Smiling at my gyrating father-in-law, I winced when the surround sound suddenly blared off-key and filled the house with shrill maniacal bleats. Besides enthusiasm, he had zero aptitude for singing.

It also amused me that my mother-in-law never addressed her husband by name, not directly, not even when she spoke of him in context. It was always “your uncle” or “your daddy” or “Mr. Desai” or “my husband” or “that man,” if she was angry with him, but never simply “Kamlesh.” It was an old Indian custom—I supposed, a sexist one in the guise of respect—which forbade a wife to call her husband by his given name. I had no idea why my mother-in-law still practiced it.

She was a modern woman. She wore Western clothes, even shorts on occasion, though never for community or religious functions or in India. She was a workingwoman, had been for most of her life. My in-laws had come to America, leaving their six-year-old daughter and two-year-old son with their parents, to build a better life for their family than the one they’d had in India. They’d come in search of the American Dream and found it.

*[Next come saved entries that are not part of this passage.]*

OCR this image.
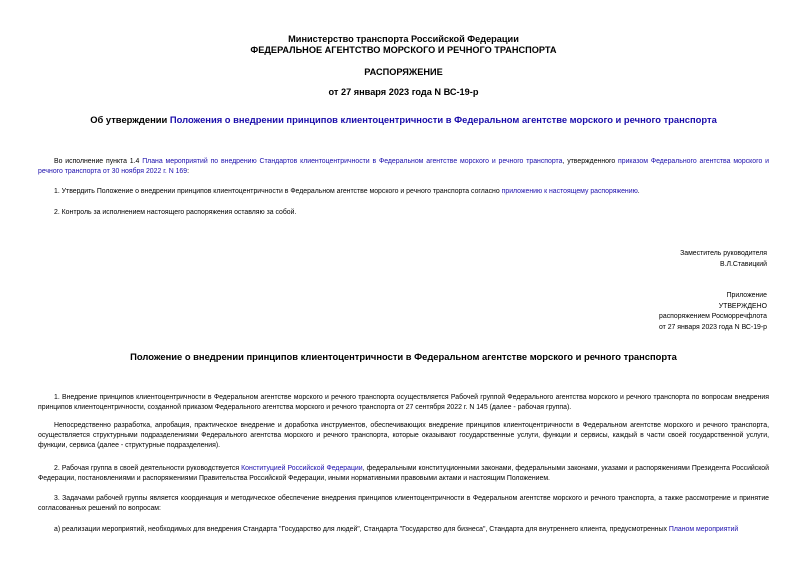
Министерство транспорта Российской Федерации
ФЕДЕРАЛЬНОЕ АГЕНТСТВО МОРСКОГО И РЕЧНОГО ТРАНСПОРТА
РАСПОРЯЖЕНИЕ
от 27 января 2023 года N ВС-19-р
Об утверждении Положения о внедрении принципов клиентоцентричности в Федеральном агентстве морского и речного транспорта
Во исполнение пункта 1.4 Плана мероприятий по внедрению Стандартов клиентоцентричности в Федеральном агентстве морского и речного транспорта, утвержденного приказом Федерального агентства морского и речного транспорта от 30 ноября 2022 г. N 169:
1. Утвердить Положение о внедрении принципов клиентоцентричности в Федеральном агентстве морского и речного транспорта согласно приложению к настоящему распоряжению.
2. Контроль за исполнением настоящего распоряжения оставляю за собой.
Заместитель руководителя
В.Л.Ставицкий
Приложение
УТВЕРЖДЕНО
распоряжением Росморречфлота
от 27 января 2023 года N ВС-19-р
Положение о внедрении принципов клиентоцентричности в Федеральном агентстве морского и речного транспорта
1. Внедрение принципов клиентоцентричности в Федеральном агентстве морского и речного транспорта осуществляется Рабочей группой Федерального агентства морского и речного транспорта по вопросам внедрения принципов клиентоцентричности, созданной приказом Федерального агентства морского и речного транспорта от 27 сентября 2022 г. N 145 (далее - рабочая группа).
Непосредственно разработка, апробация, практическое внедрение и доработка инструментов, обеспечивающих внедрение принципов клиентоцентричности в Федеральном агентстве морского и речного транспорта, осуществляется структурными подразделениями Федерального агентства морского и речного транспорта, которые оказывают государственные услуги, функции и сервисы, каждый в части своей государственной услуги, функции, сервиса (далее - структурные подразделения).
2. Рабочая группа в своей деятельности руководствуется Конституцией Российской Федерации, федеральными конституционными законами, федеральными законами, указами и распоряжениями Президента Российской Федерации, постановлениями и распоряжениями Правительства Российской Федерации, иными нормативными правовыми актами и настоящим Положением.
3. Задачами рабочей группы является координация и методическое обеспечение внедрения принципов клиентоцентричности в Федеральном агентстве морского и речного транспорта, а также рассмотрение и принятие согласованных решений по вопросам:
а) реализации мероприятий, необходимых для внедрения Стандарта "Государство для людей", Стандарта "Государство для бизнеса", Стандарта для внутреннего клиента, предусмотренных Планом мероприятий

Kamlesh Desai had worked at gas stations and grocery stores while Kiran Desai had cleaned houses and cooked for people until, between them, they’d saved enough money to invest in a California highway motel. Still, they’d worked three jobs each, pouring their savings into their first motel and then another and another. Eventually, they’d quit the other jobs and focused their energies on expanding their motel business. Once their green cards had come through, they’d brought their teenage children to LA and settled down there.

My in-laws were self-made, hardworking people, even now.

So it baffled me that my mother-in-law still held on to an antiquated custom in a country she, too, refused to call home. My own parents had addressed each other by name and a whole slew of endearments, including bawaji and bawiji, which most simplistically translated to “Parsi man” and “Parsi woman.”